So etwa sieht der Liebesmarkt des niederen Mittelstandes, des Kleinbürgertums, der ärmeren Studenten und der besser bezahlten Arbeiter und Angestellten aus.

Fast alle diese Märkte sind in den späten Abendstunden am belebtesten. Sie haben als Hinterland ein größeres Berliner Viertel. Denn stets wird der Markt ein Stück entfernt vom Wohnort des Kunden der Liebeshändlerin liegen, und zwar in der Nähe eines Knotenpunkts, der viel belaufen wird, oder in der Nähe eines Vergnügungs- und Restaurationsviertels. Alle diese Märkte aber sind grundverschieden von dem der Friedrichstadt – was eben an der Art der Besucher liegt, die so ganz die Art jener Dirnen bestimmen, die sich auf ihrem Markt anbieten. Denn nicht allein das Angebot bestimmt einen Markt, sondern auch die Nachfrage.

siehe Bildunterschrift

H. Baluschek: Der Gimpel.

Einige wenige Märkte sind für das ärmste Volk bestimmt. In der rußigen Koppenstraße am Schlesischen Bahnhof laufen nächtlich, vorzüglich Sonnabends, arme, verwetterte und verkommene Geschöpfe ohne Kopfbedeckung und mit Küchenschürze herum. Sie rechnen auf die heimkehrenden trunkenen Arbeiter, denen sie sich für eine bis zwei Mark hingeben.

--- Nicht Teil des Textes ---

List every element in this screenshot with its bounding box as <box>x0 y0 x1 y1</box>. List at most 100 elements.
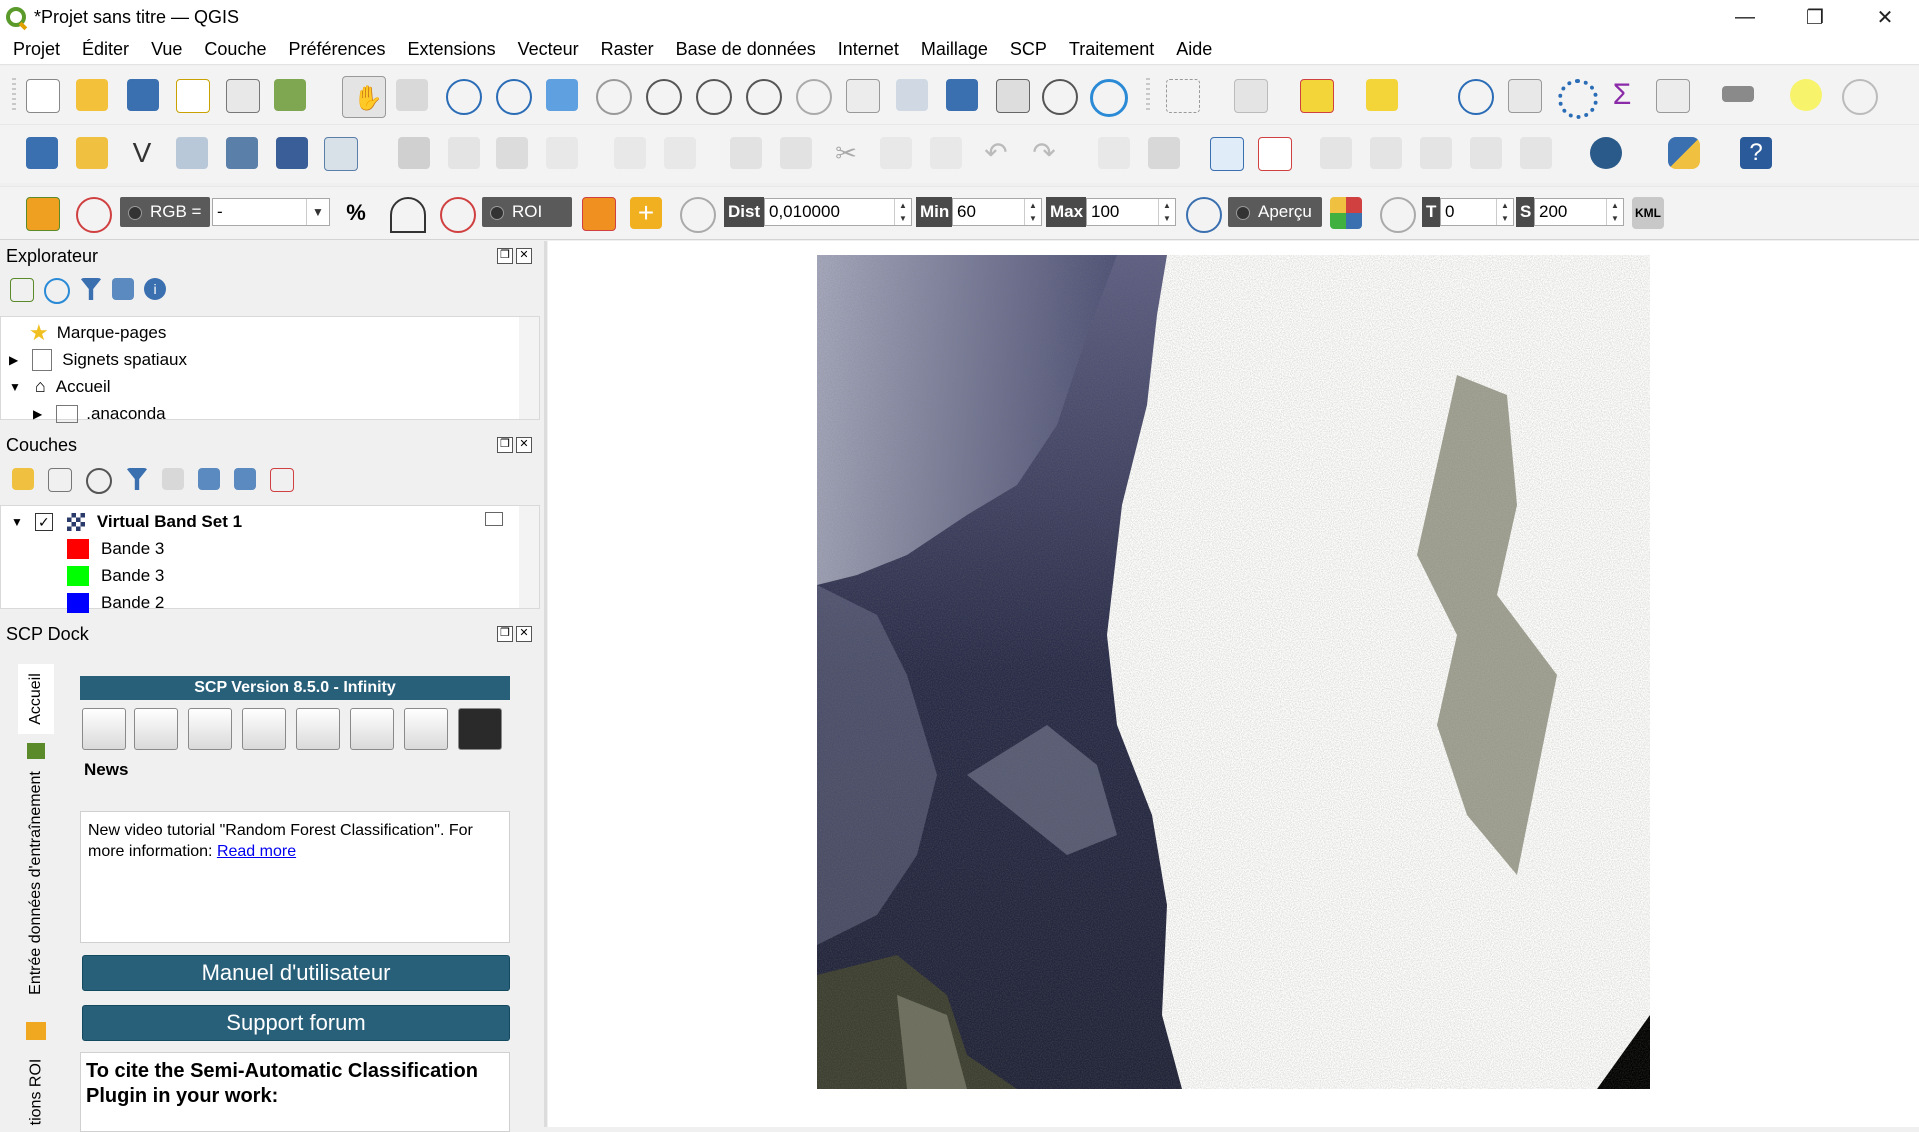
new-map-view-icon[interactable] <box>846 79 880 113</box>
float-panel-icon[interactable]: ❐ <box>497 437 513 453</box>
create-roi-polygon-icon[interactable] <box>582 197 616 231</box>
redo-roi-icon[interactable] <box>680 197 716 233</box>
dist-spinbox[interactable]: 0,010000 ▲ ▼ <box>764 198 912 226</box>
band-calc-icon[interactable] <box>404 708 448 750</box>
add-raster-layer-icon[interactable] <box>276 137 308 169</box>
zoom-to-layer-icon[interactable] <box>646 79 682 115</box>
measure-line-icon[interactable] <box>1722 86 1754 102</box>
spin-arrows-icon[interactable]: ▲ ▼ <box>1496 199 1513 225</box>
deselect-features-icon[interactable] <box>1300 79 1334 113</box>
menu-traitement[interactable]: Traitement <box>1069 39 1154 60</box>
chevron-down-icon[interactable]: ▼ <box>11 515 23 529</box>
spin-arrows-icon[interactable]: ▲ ▼ <box>1158 199 1175 225</box>
roi-toggle[interactable]: ROI <box>482 197 572 227</box>
tree-item-anaconda[interactable]: ▶ .anaconda <box>33 400 166 427</box>
layer-diagram-icon[interactable] <box>1258 137 1292 171</box>
show-hide-labels-icon[interactable] <box>1420 137 1452 169</box>
chevron-right-icon[interactable]: ▶ <box>9 353 18 367</box>
zoom-in-icon[interactable] <box>446 79 482 115</box>
select-by-value-icon[interactable] <box>1234 79 1268 113</box>
layer-labeling-icon[interactable] <box>1210 137 1244 171</box>
menu-projet[interactable]: Projet <box>13 39 60 60</box>
rotate-label-icon[interactable] <box>1520 137 1552 169</box>
add-feature-icon[interactable] <box>546 137 578 169</box>
spin-arrows-icon[interactable]: ▲ ▼ <box>894 199 911 225</box>
diagram-options-icon[interactable] <box>1148 137 1180 169</box>
spin-arrows-icon[interactable]: ▲ ▼ <box>1024 199 1041 225</box>
spectral-plot-icon[interactable] <box>188 708 232 750</box>
layer-styling-icon[interactable] <box>12 468 34 490</box>
save-project-icon[interactable] <box>127 79 159 111</box>
panel-splitter[interactable] <box>544 241 547 1127</box>
tab-roi-options[interactable]: tions ROI <box>18 1052 54 1132</box>
zoom-next-icon[interactable] <box>796 79 832 115</box>
open-attribute-table-icon[interactable] <box>1508 79 1542 113</box>
chevron-down-icon[interactable]: ▼ <box>9 380 21 394</box>
map-tips-icon[interactable] <box>1790 79 1822 111</box>
zoom-out-icon[interactable] <box>496 79 532 115</box>
undo-icon[interactable]: ↶ <box>980 137 1012 169</box>
show-spatial-bookmarks-icon[interactable] <box>996 79 1030 113</box>
min-spinbox[interactable]: 60 ▲ ▼ <box>952 198 1042 226</box>
add-wms-layer-icon[interactable] <box>226 137 258 169</box>
menu-couche[interactable]: Couche <box>204 39 266 60</box>
kml-export-icon[interactable]: KML <box>1632 197 1664 229</box>
float-panel-icon[interactable]: ❐ <box>497 248 513 264</box>
add-selected-layers-icon[interactable] <box>10 278 34 302</box>
new-3d-map-view-icon[interactable] <box>896 79 928 111</box>
preview-toggle[interactable]: Aperçu <box>1228 197 1322 227</box>
browser-scrollbar[interactable] <box>519 317 539 419</box>
download-products-icon[interactable] <box>134 708 178 750</box>
layout-manager-icon[interactable] <box>226 79 260 113</box>
menu-internet[interactable]: Internet <box>838 39 899 60</box>
preprocessing-icon[interactable] <box>242 708 286 750</box>
redo-preview-icon[interactable] <box>1380 197 1416 233</box>
band-stretch-icon[interactable]: % <box>340 197 372 229</box>
cut-features-icon[interactable]: ✂ <box>830 137 862 169</box>
postprocessing-icon[interactable] <box>350 708 394 750</box>
rgb-combo[interactable]: - ▼ <box>212 198 330 226</box>
zoom-last-icon[interactable] <box>746 79 782 115</box>
label-toolbar-icon[interactable] <box>1098 137 1130 169</box>
menu-base-de-donnees[interactable]: Base de données <box>676 39 816 60</box>
scp-dock-icon[interactable] <box>26 197 60 231</box>
zoom-native-resolution-icon[interactable] <box>696 79 732 115</box>
locator-icon[interactable] <box>1842 79 1878 115</box>
menu-maillage[interactable]: Maillage <box>921 39 988 60</box>
scp-zoom-input-icon[interactable] <box>76 197 112 233</box>
filter-icon[interactable] <box>80 278 102 300</box>
temporal-controller-icon[interactable] <box>1042 79 1078 115</box>
map-canvas[interactable] <box>548 241 1919 1127</box>
expand-all-icon[interactable] <box>198 468 220 490</box>
digitize-pencil-icon[interactable] <box>398 137 430 169</box>
vertex-tool-icon[interactable] <box>614 137 646 169</box>
band-processing-icon[interactable] <box>296 708 340 750</box>
toolbar-grip[interactable] <box>12 78 16 112</box>
close-panel-icon[interactable]: ✕ <box>516 626 532 642</box>
add-vector-layer-icon[interactable]: V <box>126 137 158 169</box>
chevron-down-icon[interactable]: ▼ <box>306 199 329 225</box>
spin-arrows-icon[interactable]: ▲ ▼ <box>1606 199 1623 225</box>
add-mesh-layer-icon[interactable] <box>324 137 358 171</box>
help-icon[interactable]: ? <box>1740 137 1772 169</box>
info-icon[interactable]: i <box>144 278 166 300</box>
layer-group-row[interactable]: ▼ ✓ Virtual Band Set 1 <box>11 508 242 535</box>
s-spinbox[interactable]: 200 ▲ ▼ <box>1534 198 1624 226</box>
new-project-icon[interactable] <box>26 79 60 113</box>
layer-indicator-icon[interactable] <box>485 512 503 526</box>
collapse-all-icon[interactable] <box>112 278 134 300</box>
open-project-icon[interactable] <box>76 79 108 111</box>
chevron-right-icon[interactable]: ▶ <box>33 407 42 421</box>
close-button[interactable]: ✕ <box>1850 0 1919 34</box>
band-set-icon[interactable] <box>82 708 126 750</box>
read-more-link[interactable]: Read more <box>217 843 296 860</box>
toggle-editing-icon[interactable] <box>448 137 480 169</box>
style-manager-icon[interactable] <box>274 79 306 111</box>
refresh-icon[interactable] <box>44 278 70 304</box>
paste-features-icon[interactable] <box>930 137 962 169</box>
processing-toolbox-icon[interactable] <box>1558 79 1598 119</box>
zoom-to-preview-icon[interactable] <box>1186 197 1222 233</box>
menu-vue[interactable]: Vue <box>151 39 182 60</box>
collapse-all-icon[interactable] <box>234 468 256 490</box>
field-calculator-icon[interactable] <box>1656 79 1690 113</box>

Solche Striche finden sich in allen ärmeren Außenvierteln. So am Wedding, in der Frankfurter Allee, am Humboldthain, am Gesundbrunnen, bei der Hasenheide, im Charlottenburger Norden. Auf allen diesen Märkten bieten sich die Dirnen in dem Äußeren an, das dem der Frauen und Mädchen der Klasse ihrer Kunden entspricht. So wird die Lebensstellung der Prostituierten zweifellos von ihren Kunden bestimmt. So hängt die Prostitution überhaupt mit der wirtschaftlichen Lage zusammen.

* * *

Ein größerer und sehr wichtiger Strich niederer Art befand sich im Scheunenviertel. Eine im Berliner Tageblatt veröffentlichte Impression schilderte einst dies Viertel:

siehe Bildunterschrift

Heilemann 1907: Berlin O. O.
»Weeßte Juste, die feinen Dame aus dem Westen können mir hinten den Busen runterrutschen.«

»Vom Alexanderplatz die neue Königstraße hinunter, nur ein paar Minuten. Und gleich links die erste Querstraße hinein, die Hirtenstraße. Ein Doppelposten von Schutzleuten? ... Die Straße ist ja schmal und grau und alt, wie in einem Nest draußen in der Provinz. Und die Nebenstraßen – die Weydinger-, die Koblank-, die Füsilierstraße, dann die Schendelgasse und die anderen Straßen, ja fast alle Nebenzweige der Linienstraße in ihrem ganzen Lauf –, sie alle sind grau und düster, und man sieht nicht, wo sie enden. Aber – so viel Menschen eilen hinein und tauchen unter in das Dunkel. Und so viel Menschen tauchen heraus aus diesem ghettoartigen Gassengewirr, aus diesem schwirrenden, ghettoartigen Treiben. Hier ist also doch keine Kleinstadt. Und hier wird man ja auch noch am Leben bleiben wie diese Tausende ...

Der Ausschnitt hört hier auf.